Tell DH it's all on him to cater to them where necessary, to ensure money is collected if due, and to clean up after them if they don't clean up after themselves. And that he's not allowed to neglect his duties in regards to his other children and the household generally during that period of time either.

You said no. He said yes. Let him deal with ALL of it. And threaten to check into the AirBnb by yourself for the duration if he wants you to do more, especially with your cold.

Good luck!

EweAreHere · 04/03/2016 18:07

And a food bill for 5 young men will be staggering. Staggering. It's amazing how much food and drink boys can consume! Make sure he collects the food money which they have gotten for the trip! It's a work trip!

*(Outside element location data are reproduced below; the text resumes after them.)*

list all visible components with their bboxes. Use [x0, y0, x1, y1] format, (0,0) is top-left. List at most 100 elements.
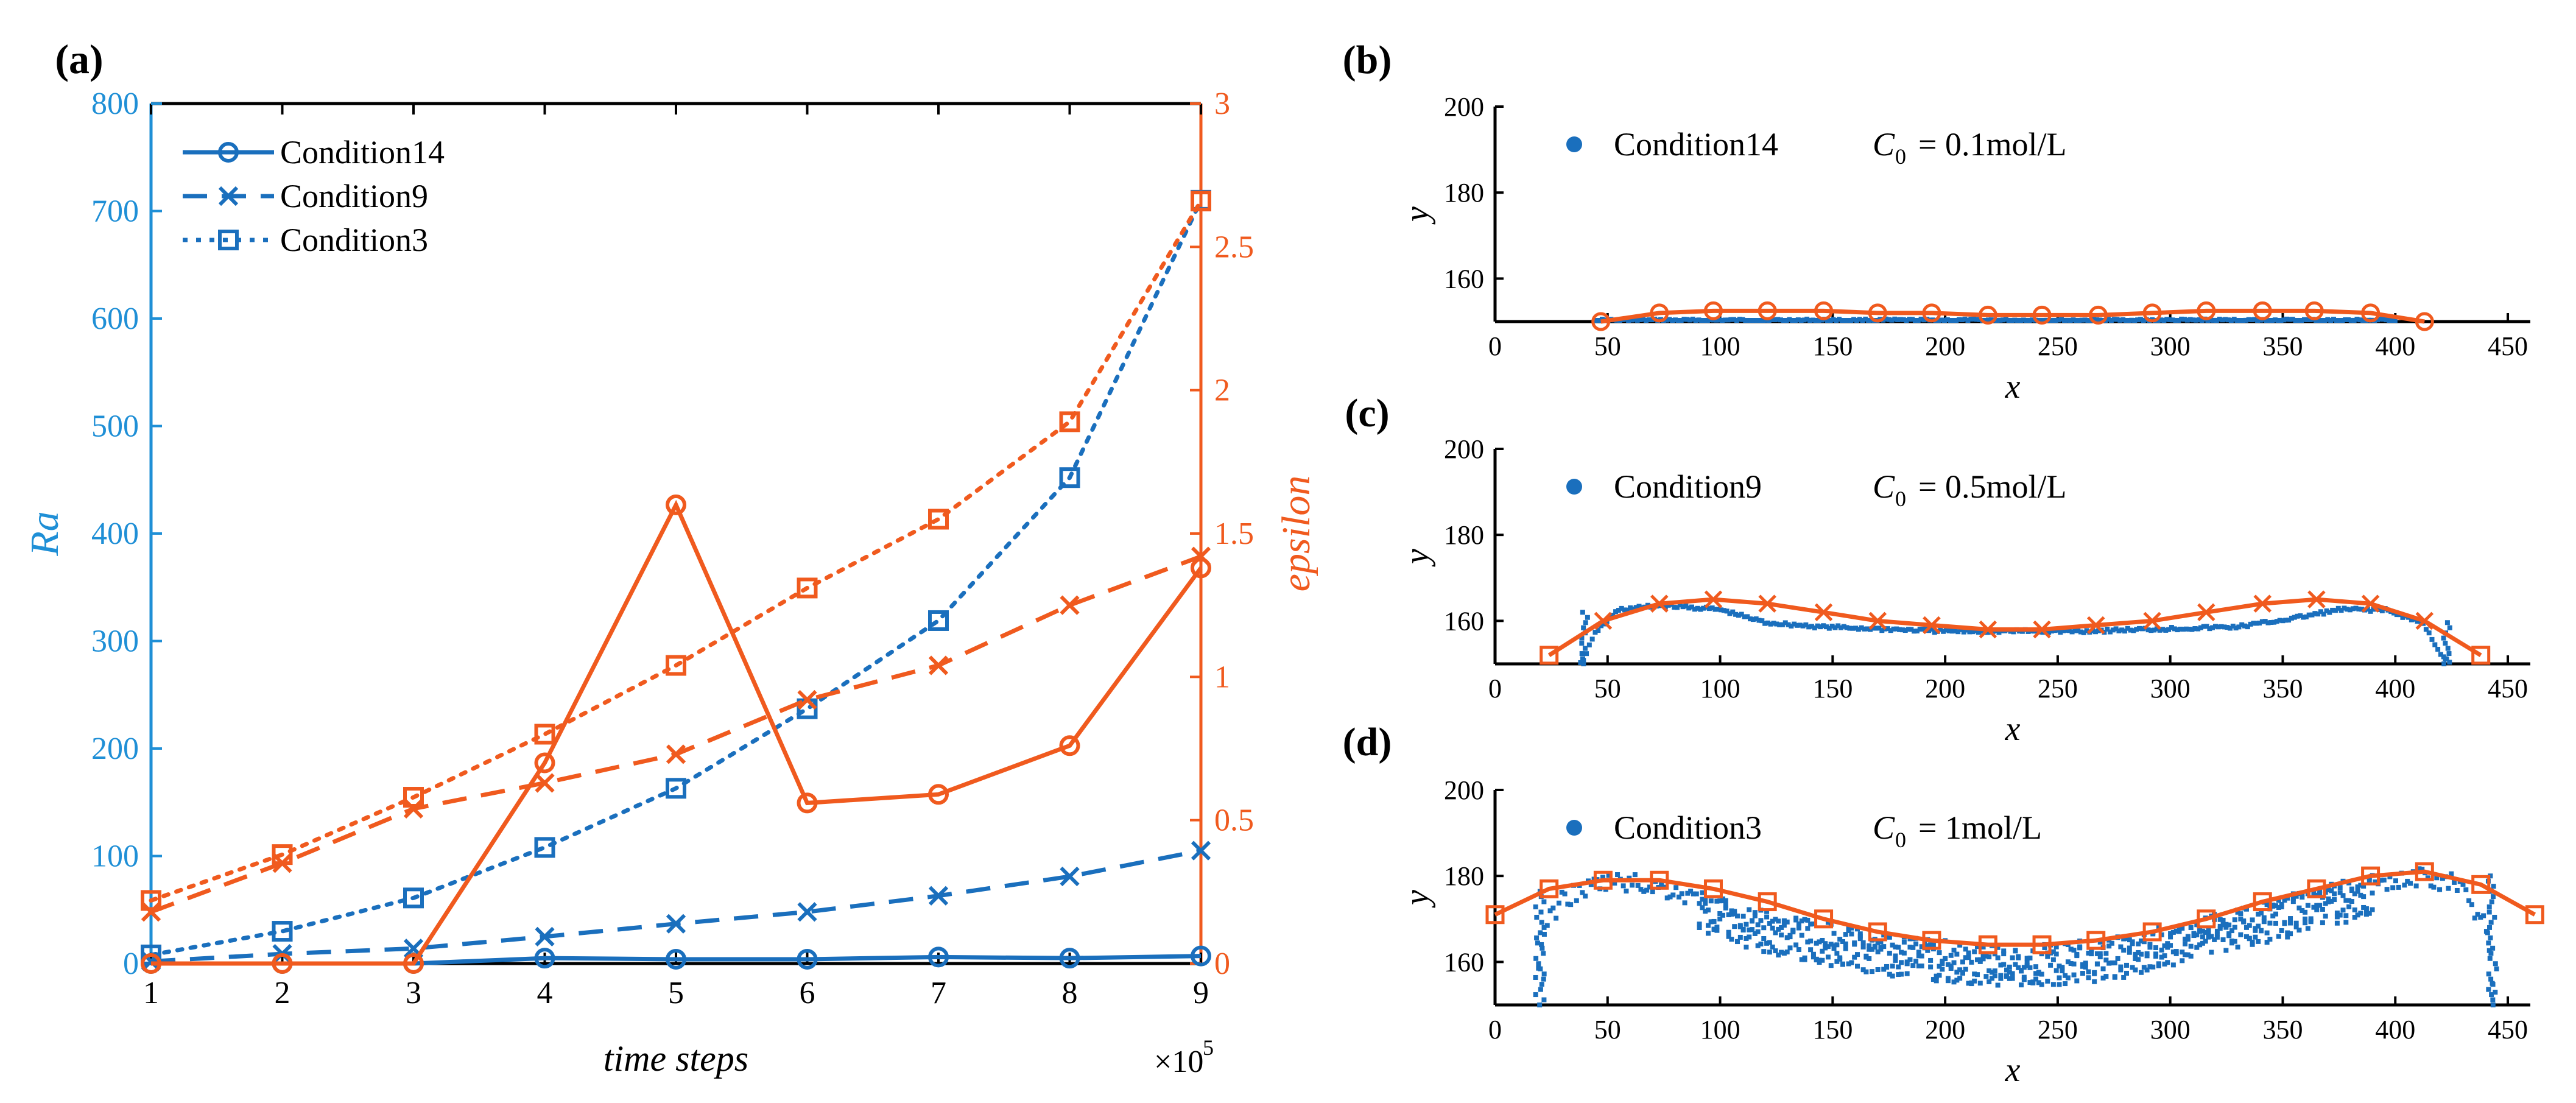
panel-d-scatter-point [1773, 917, 1778, 922]
panel-a-data-point [666, 744, 686, 764]
panel-d-scatter-point [1776, 926, 1781, 932]
panel-b-scatter-point [2343, 317, 2348, 322]
panel-d-scatter-point [2094, 951, 2100, 956]
panel-c-scatter-point [2286, 618, 2292, 623]
panel-b-scatter-point [2164, 317, 2170, 322]
panel-c-y-tick-label: 180 [1444, 520, 1484, 550]
panel-c-scatter-point [2122, 629, 2128, 634]
panel-d-scatter-point [1867, 956, 1872, 961]
panel-c-scatter-point [2338, 608, 2344, 613]
panel-b-scatter-point [1751, 318, 1757, 323]
panel-d-scatter-point [2103, 974, 2109, 979]
panel-d-scatter-point [1948, 964, 1954, 969]
panel-d-scatter-point [2121, 974, 2127, 980]
panel-d-scatter-point [1954, 970, 1960, 975]
panel-d-scatter-point [2303, 909, 2308, 915]
panel-d-scatter-point [1831, 943, 1837, 948]
panel-c-scatter-point [2198, 625, 2203, 630]
panel-c-x-tick-label: 250 [2038, 674, 2078, 703]
panel-d-scatter-point [1533, 904, 1538, 910]
panel-b-scatter-point [1965, 318, 1971, 323]
panel-d-scatter-point [2177, 929, 2182, 934]
panel-d-scatter-point [1887, 971, 1892, 977]
panel-d-scatter-point [2349, 886, 2354, 892]
panel-d-scatter-point [2247, 923, 2252, 928]
panel-d-scatter-point [2200, 934, 2205, 940]
panel-c-scatter-point [1582, 646, 1588, 651]
panel-b-scatter-point [1594, 318, 1599, 323]
panel-b-c0-label: = 0.1mol/L [1918, 126, 2066, 163]
panel-d-scatter-point [2212, 937, 2217, 942]
panel-d-scatter-point [1913, 941, 1919, 946]
panel-d-scatter-point [1811, 922, 1816, 927]
panel-c-scatter-point [2219, 624, 2224, 629]
panel-d-scatter-point [2112, 974, 2117, 980]
panel-b-scatter-point [1860, 318, 1865, 323]
panel-c-scatter-point [2201, 624, 2206, 629]
panel-c-scatter-point [1706, 606, 1712, 611]
panel-b-scatter-point [1678, 318, 1684, 323]
panel-d-scatter-point [1767, 940, 1772, 945]
panel-b-x-tick-label: 400 [2375, 331, 2415, 361]
panel-d-scatter-point [2472, 915, 2477, 921]
panel-d-scatter-point [2162, 953, 2167, 959]
panel-d-scatter-point [1612, 881, 1617, 886]
panel-b-scatter-point [2307, 317, 2313, 322]
panel-d-scatter-point [2332, 891, 2337, 897]
panel-b-scatter-point [1825, 318, 1830, 323]
panel-d-fit-point [2253, 892, 2272, 912]
panel-d-scatter-point [2475, 912, 2480, 917]
panel-b-scatter-point [1962, 316, 1968, 322]
panel-d-scatter-point [1907, 957, 1913, 962]
panel-d-scatter-point [1881, 932, 1887, 938]
panel-d-scatter-point [1834, 951, 1840, 956]
panel-d-scatter-point [1857, 933, 1863, 939]
panel-d-scatter-point [1740, 928, 1746, 933]
panel-d-scatter-point [1574, 898, 1579, 903]
panel-c-fit-point [2033, 620, 2051, 639]
panel-d-scatter-point [1899, 960, 1904, 965]
panel-c-scatter-point [2110, 627, 2116, 633]
panel-c-scatter-point [1721, 608, 1726, 613]
panel-d-scatter-point [2121, 948, 2127, 953]
panel-c-scatter-point [1745, 614, 1750, 619]
panel-b-fit-point [1650, 303, 1669, 323]
panel-c-scatter-point [1955, 629, 1961, 635]
panel-c-scatter-point [2093, 629, 2098, 635]
panel-b-scatter-point [1892, 316, 1898, 322]
panel-d-scatter-point [2308, 919, 2314, 925]
panel-d-scatter-point [2367, 911, 2372, 916]
panel-d-scatter-point [1805, 939, 1811, 945]
panel-d-scatter-point [1966, 955, 1971, 960]
panel-d-scatter-point [1957, 967, 1963, 973]
panel-c-y-tick-label: 160 [1444, 606, 1484, 636]
panel-b-scatter-point [1801, 317, 1807, 323]
panel-d-scatter-point [2100, 966, 2106, 971]
panel-b-scatter-point [2264, 318, 2269, 323]
panel-d-scatter-point [2317, 903, 2323, 908]
panel-b-scatter-point [1778, 317, 1783, 323]
panel-d-scatter-point [2446, 886, 2451, 891]
panel-d-x-tick-label: 200 [1925, 1015, 1965, 1045]
panel-b-legend-dot [1566, 136, 1582, 152]
panel-d-scatter-point [2010, 971, 2015, 976]
panel-d-scatter-point [2488, 976, 2494, 982]
panel-d-scatter-point [2220, 937, 2226, 942]
panel-c-scatter-point [2265, 620, 2271, 626]
panel-c-scatter-point [1897, 627, 1902, 632]
panel-d-scatter-point [1870, 969, 1875, 974]
panel-d-scatter-point [2139, 951, 2144, 957]
panel-d-scatter-point [1752, 931, 1758, 936]
panel-c-scatter-point [2306, 612, 2312, 618]
panel-d-scatter-point [2229, 928, 2234, 934]
panel-b-scatter-point [1728, 317, 1734, 322]
panel-c-scatter-point [1616, 608, 1621, 613]
panel-c-scatter-point [1630, 606, 1636, 611]
panel-d-scatter-point [2094, 961, 2100, 967]
panel-c-scatter-point [1580, 610, 1585, 615]
panel-d-scatter-point [2373, 879, 2378, 884]
panel-c-scatter-point [2139, 626, 2145, 632]
panel-c-scatter-point [2131, 628, 2136, 633]
panel-c-scatter-point [2215, 624, 2221, 630]
panel-a-data-point [534, 752, 555, 774]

BigQueenBee · 04/03/2016 18:08

If you can afford an Au Pair ,I doubt you are in financial dire straights.
What's a few dinners worth in terms of your DSS happiness?

TinklyLittleLaugh · 04/03/2016 18:08

I have two twenty somethings and a teen, always a couple of friends staying over at the weekend, last weekend DS gave us an hour's notice that he was bringing a couple of pals from University home for the night. All fine, we have a big house, lots of bathrooms and the budget to feed a few extras. I like to meet my kids' friends.

I would not be happy with this though. They are just seeking to use you as a purely money saving option. I wouldn't be happy on behalf of the au pair either. Mixed teenagers can be a minefield.